Осознается Анни, толстая Анни, старая Анни в номере отеля, осознается страдание, страдание осознает себя среди бесконечных стен, которые уходят и никогда не вернутся. «Будет этому конец?» — голос среди домов поет джазовую мелодию «Some of these days», будет этому когда нибудь конец? и мелодия тихонько возвращается и, подкравшись сзади, незаметно вновь обретает голос, и голос поет и не может умолкнуть, и тело бредет, и есть сознание всего этого, и сознание — увы! — сознает, что сознает. Но того, кто страдал бы, кто заламывал бы руки и пожалел бы самого себя, нет. Никого нет. Это страдание перекрестков в его чистом виде, сознание, которое забыто, которое не может забыться. И голос говорит: «А вот и «Приют путейцев» — и в сознании возникает «я», это я, Антуан Рокантен, через два часа я уезжаю в Париж, я пришел попрощаться с хозяйкой.
— Я пришел попрощаться.
— Вы уезжаете, мсье Антуан?
— Хочу для разнообразия пожить в Париже.
— Счастливчик!
Как я мог прижиматься губами к этому широкому лицу? Ее тело мне больше не принадлежит. Еще вчера я угадывал его формы под черным шерстяным платьем. Сегодня платье непроницаемо. Может, мне приснилось это тело с просвечивающими сквозь кожу голубыми жилками?

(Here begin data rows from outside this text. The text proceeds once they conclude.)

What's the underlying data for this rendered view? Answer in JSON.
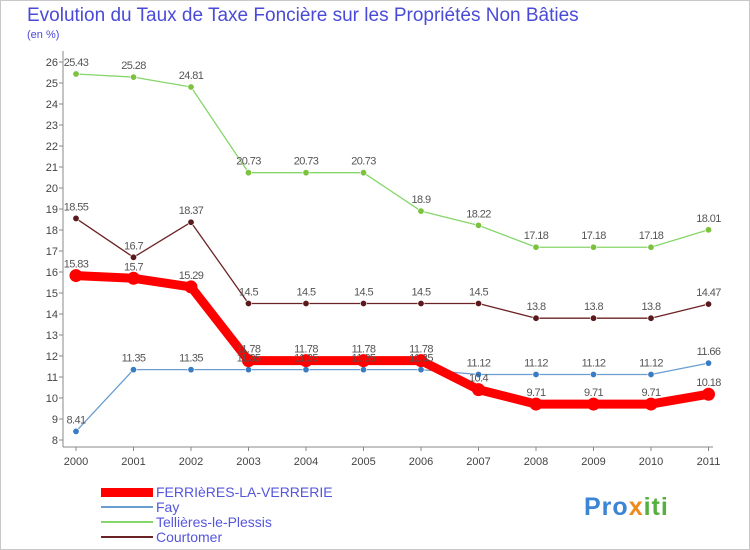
{
  "chart_data": {
    "type": "line",
    "title": "Evolution du Taux de Taxe Foncière sur les Propriétés Non Bâties",
    "unit_label": "(en %)",
    "x": [
      "2000",
      "2001",
      "2002",
      "2003",
      "2004",
      "2005",
      "2006",
      "2007",
      "2008",
      "2009",
      "2010",
      "2011"
    ],
    "ylim": [
      8,
      26
    ],
    "yticks": [
      8,
      9,
      10,
      11,
      12,
      13,
      14,
      15,
      16,
      17,
      18,
      19,
      20,
      21,
      22,
      23,
      24,
      25,
      26
    ],
    "grid": false,
    "series": [
      {
        "name": "Tellières-le-Plessis",
        "color": "#86d66a",
        "marker": "#7cc23e",
        "width": 1.3,
        "values": [
          25.43,
          25.28,
          24.81,
          20.73,
          20.73,
          20.73,
          18.9,
          18.22,
          17.18,
          17.18,
          17.18,
          18.01
        ],
        "labels": [
          "25.43",
          "25.28",
          "24.81",
          "20.73",
          "20.73",
          "20.73",
          "18.9",
          "18.22",
          "17.18",
          "17.18",
          "17.18",
          "18.01"
        ]
      },
      {
        "name": "Courtomer",
        "color": "#6b2326",
        "marker": "#5a1a1d",
        "width": 1.3,
        "values": [
          18.55,
          16.7,
          18.37,
          14.5,
          14.5,
          14.5,
          14.5,
          14.5,
          13.8,
          13.8,
          13.8,
          14.47
        ],
        "labels": [
          "18.55",
          "16.7",
          "18.37",
          "14.5",
          "14.5",
          "14.5",
          "14.5",
          "14.5",
          "13.8",
          "13.8",
          "13.8",
          "14.47"
        ]
      },
      {
        "name": "Fay",
        "color": "#6a9ed0",
        "marker": "#3a7cc2",
        "width": 1.3,
        "values": [
          8.41,
          11.35,
          11.35,
          11.35,
          11.35,
          11.35,
          11.35,
          11.12,
          11.12,
          11.12,
          11.12,
          11.66
        ],
        "labels": [
          "8.41",
          "11.35",
          "11.35",
          "11.35",
          "11.35",
          "11.35",
          "11.35",
          "11.12",
          "11.12",
          "11.12",
          "11.12",
          "11.66"
        ]
      },
      {
        "name": "FERRIèRES-LA-VERRERIE",
        "color": "#ff0000",
        "marker": "#ff0000",
        "width": 9,
        "values": [
          15.83,
          15.7,
          15.29,
          11.78,
          11.78,
          11.78,
          11.78,
          10.4,
          9.71,
          9.71,
          9.71,
          10.18
        ],
        "labels": [
          "15.83",
          "15.7",
          "15.29",
          "11.78",
          "11.78",
          "11.78",
          "11.78",
          "10.4",
          "9.71",
          "9.71",
          "9.71",
          "10.18"
        ]
      }
    ],
    "legend_order": [
      "FERRIèRES-LA-VERRERIE",
      "Fay",
      "Tellières-le-Plessis",
      "Courtomer"
    ],
    "legend_position": "bottom-left"
  },
  "logo": {
    "p1": "Pro",
    "p2": "x",
    "p3": "iti"
  }
}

— Мы будем скучать о вас, — говорит хозяйка. — Хотите чего нибудь выпить? Я угощаю.
Садимся за столик, чокаемся. Она слегка понижает голос.

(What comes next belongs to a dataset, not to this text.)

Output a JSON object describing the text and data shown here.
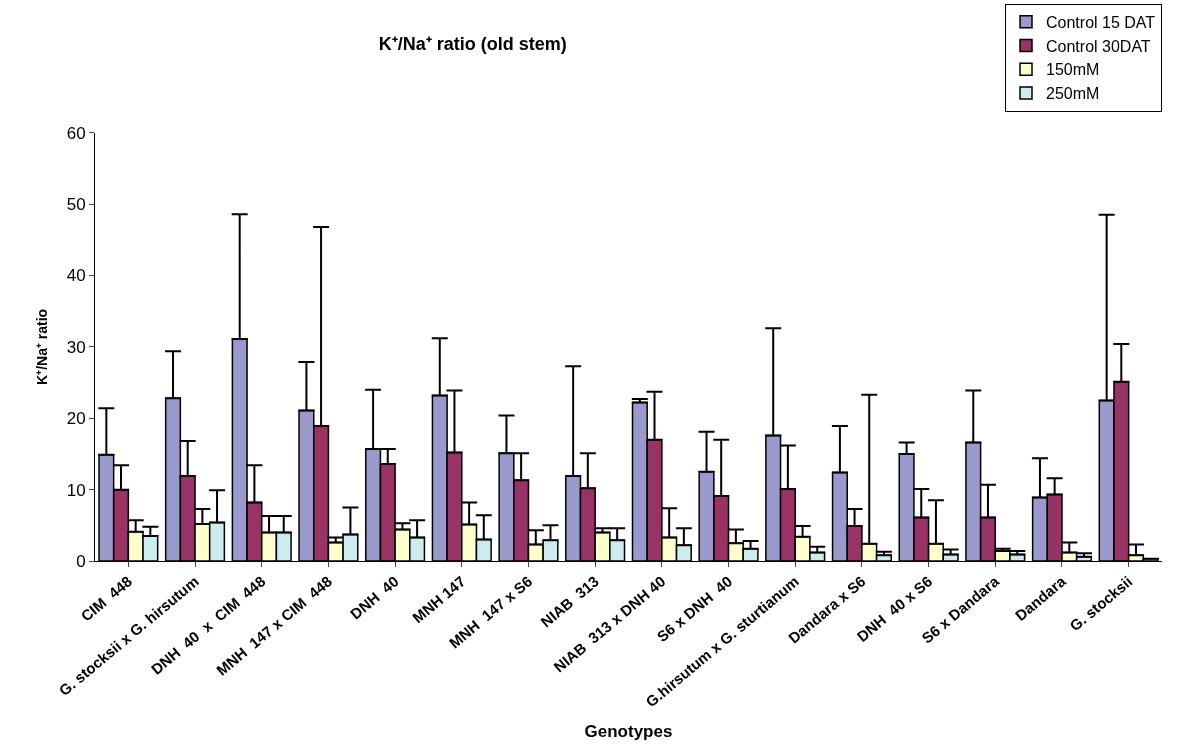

— Я так к вам привыкла, — говорит она с вежливым сожалением, — мы с вами ладили.
— Я как нибудь приеду вас навестить.
— Непременно, мсье Антуан. Будете проездом в Бувиле, загляните к нам. Скажите себе: «Загляну ка я к мадам Жанне, она будет рада!» Ведь и вправду хочется знать, как человеку живется. Да и вообще к нам люди всегда возвращаются. Клиенты у нас, сами знаете, — матросы, служащие Трансатлантической, бывает, их по два года не увидишь, они то в Бразилии, то в Нью Йорке, а то в Бордо на транспортных судах служат. И вдруг в один прекрасный день глядишь — они тут как тут. «Здрасьте, мадам Жанна». Ну и разопьем вместе по стаканчику. Хотите верьте. хотите нет, я помню, что они привыкли пить, и это после двух то лет отлучки! Бывало, скажу Мадлене: «Сухого вермута мсье Пьеру, а мсье Леону чинзано «Нуалли». Они мне: «Как вы это все помните, хозяйка?» А я им: «Такое у меня ремесло».
В глубине зала сидит толстяк, который с недавних пор с ней спит.

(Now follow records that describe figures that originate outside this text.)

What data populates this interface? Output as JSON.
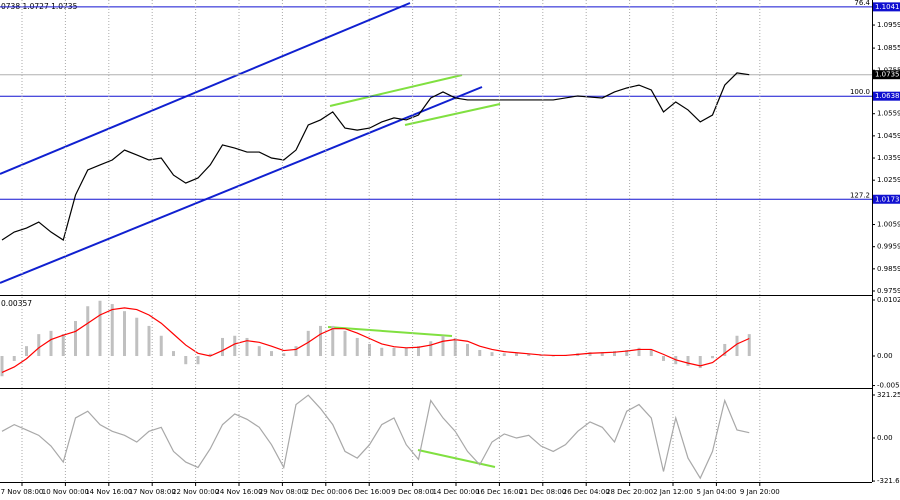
{
  "chart_data": [
    {
      "type": "line",
      "text": "0738 1.0727 1.0735",
      "ylim": [
        0.9741,
        1.1072
      ],
      "yticks": [
        1.0959,
        1.0855,
        1.0755,
        1.0559,
        1.0459,
        1.0359,
        1.0259,
        1.0059,
        0.9959,
        0.9859,
        0.9759
      ],
      "levels": [
        {
          "value": 1.1041,
          "label": "76.4"
        },
        {
          "value": 1.0638,
          "label": "100.0"
        },
        {
          "value": 1.0173,
          "label": "127.2"
        }
      ],
      "level_color": "#1010d0",
      "last_price": 1.0735,
      "series": [
        {
          "color": "#000000",
          "values": [
            0.9989,
            1.0025,
            1.0043,
            1.007,
            1.0025,
            0.9989,
            1.0192,
            1.0305,
            1.0328,
            1.035,
            1.0395,
            1.0373,
            1.035,
            1.0359,
            1.0282,
            1.0246,
            1.0269,
            1.0328,
            1.0418,
            1.0404,
            1.0386,
            1.0386,
            1.0359,
            1.035,
            1.0395,
            1.0508,
            1.0531,
            1.0567,
            1.0494,
            1.0485,
            1.0494,
            1.0522,
            1.054,
            1.0531,
            1.0553,
            1.063,
            1.0657,
            1.063,
            1.0621,
            1.0621,
            1.0621,
            1.0621,
            1.0621,
            1.0621,
            1.0621,
            1.0621,
            1.063,
            1.0639,
            1.0634,
            1.063,
            1.0657,
            1.0675,
            1.0688,
            1.0666,
            1.0567,
            1.0612,
            1.0576,
            1.0522,
            1.0553,
            1.0688,
            1.0743,
            1.0735
          ]
        }
      ]
    },
    {
      "type": "macd",
      "text": "0.00357",
      "ylim": [
        -0.00585,
        0.01079
      ],
      "yticks": [
        0.01024,
        {
          "value": 0,
          "label": "0.00"
        },
        -0.0054
      ],
      "series": [
        {
          "type": "bar",
          "color": "#c0c0c0",
          "values": [
            -0.0037,
            -0.0009,
            0.0018,
            0.004,
            0.0046,
            0.004,
            0.0064,
            0.0091,
            0.0101,
            0.0095,
            0.0082,
            0.007,
            0.0055,
            0.0037,
            0.0009,
            -0.0015,
            -0.0015,
            0.0004,
            0.0033,
            0.0037,
            0.0033,
            0.0018,
            0.0009,
            0.0005,
            0.0018,
            0.0046,
            0.0055,
            0.0055,
            0.0046,
            0.0033,
            0.0022,
            0.0015,
            0.0015,
            0.0015,
            0.0018,
            0.0027,
            0.0037,
            0.0033,
            0.0022,
            0.0011,
            0.0007,
            0.0005,
            0.0005,
            0.0004,
            0.0002,
            0,
            0.0002,
            0.0005,
            0.0007,
            0.0007,
            0.0009,
            0.0011,
            0.0015,
            0.0011,
            -0.0009,
            -0.0015,
            -0.0018,
            -0.0022,
            -0.0004,
            0.0022,
            0.0037,
            0.004
          ]
        },
        {
          "type": "line",
          "color": "#ff0000",
          "values": [
            -0.003,
            -0.002,
            -0.0005,
            0.0015,
            0.003,
            0.0038,
            0.0045,
            0.006,
            0.0075,
            0.0085,
            0.0088,
            0.0085,
            0.0075,
            0.006,
            0.004,
            0.002,
            0.0005,
            0.0,
            0.001,
            0.0022,
            0.0028,
            0.0025,
            0.0018,
            0.001,
            0.0012,
            0.0025,
            0.004,
            0.005,
            0.005,
            0.0042,
            0.0032,
            0.0022,
            0.0017,
            0.0015,
            0.0016,
            0.002,
            0.0027,
            0.003,
            0.0027,
            0.0018,
            0.0012,
            0.0008,
            0.0006,
            0.0004,
            0.0002,
            0.0001,
            0.0001,
            0.0003,
            0.0005,
            0.0006,
            0.0007,
            0.0009,
            0.0012,
            0.0012,
            0.0003,
            -0.0007,
            -0.0013,
            -0.0018,
            -0.0012,
            0.0005,
            0.0022,
            0.0032
          ]
        }
      ]
    },
    {
      "type": "line",
      "ylim": [
        -328.6,
        358.6
      ],
      "yticks": [
        321.2557,
        {
          "value": 0,
          "label": "0.00"
        },
        -321.6054
      ],
      "series": [
        {
          "color": "#a8a8a8",
          "values": [
            50,
            100,
            60,
            20,
            -60,
            -180,
            150,
            200,
            100,
            50,
            20,
            -30,
            50,
            80,
            -100,
            -180,
            -220,
            -80,
            100,
            180,
            140,
            80,
            -50,
            -220,
            250,
            320,
            220,
            100,
            -100,
            -150,
            -50,
            100,
            150,
            -50,
            -160,
            280,
            150,
            50,
            -100,
            -200,
            -30,
            30,
            0,
            20,
            -60,
            -100,
            -50,
            50,
            120,
            80,
            -30,
            200,
            250,
            150,
            -250,
            150,
            -150,
            -300,
            -100,
            280,
            60,
            40
          ]
        }
      ],
      "xticks": [
        "7 Nov 08:00",
        "10 Nov 00:00",
        "14 Nov 16:00",
        "17 Nov 08:00",
        "22 Nov 00:00",
        "24 Nov 16:00",
        "29 Nov 08:00",
        "2 Dec 00:00",
        "6 Dec 16:00",
        "9 Dec 08:00",
        "14 Dec 00:00",
        "16 Dec 16:00",
        "21 Dec 08:00",
        "26 Dec 04:00",
        "28 Dec 20:00",
        "2 Jan 12:00",
        "5 Jan 04:00",
        "9 Jan 20:00"
      ]
    }
  ]
}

— Хозяюшка, — подзывает он ее.
Она встает:
— Извините, мсье Антуан.
Ко мне подходит официантка.
— Что ж это, уезжаете от нас?
— Перебираюсь в Париж.
— Я жила в Париже, — с гордостью говорит она. — Целых два года. У Симеона работала. Но скучала по нашим местам.
Она медлит в нерешительности, потом видит, что больше ей сказать мне нечего:
— Ладно, мсье Антуан, до свиданья.
Вытерев руку о передник, она протягивает ее мне.
— До свиданья, Мадлена.
Она уходит. Я придвигаю к себе «Бувильскую газету», потом отбрасываю — только что в библиотеке я прочел ее от корки до корки.
Хозяйка не возвращается, она отдала свои пухлые руки в распоряжение своего друга, и он страстно тискает их. Поезд отходит через сорок пять минут.
Чтобы заполнить время, делаю подсчеты. Тысяча двести франков в месяц — это не слишком жирно. И всё же, если поприжаться, этого должно хватить. За комнату триста франков, пятнадцать франков в день на еду; на стирку, мелкие расходы и кино, остается четыреста пятьдесят. Новое белье и одежду понадобится покупать не скоро. Оба мои костюма пока опрятны, хотя и залоснились на локтях; если я буду аккуратен, они послужат мне еще годика три четыре.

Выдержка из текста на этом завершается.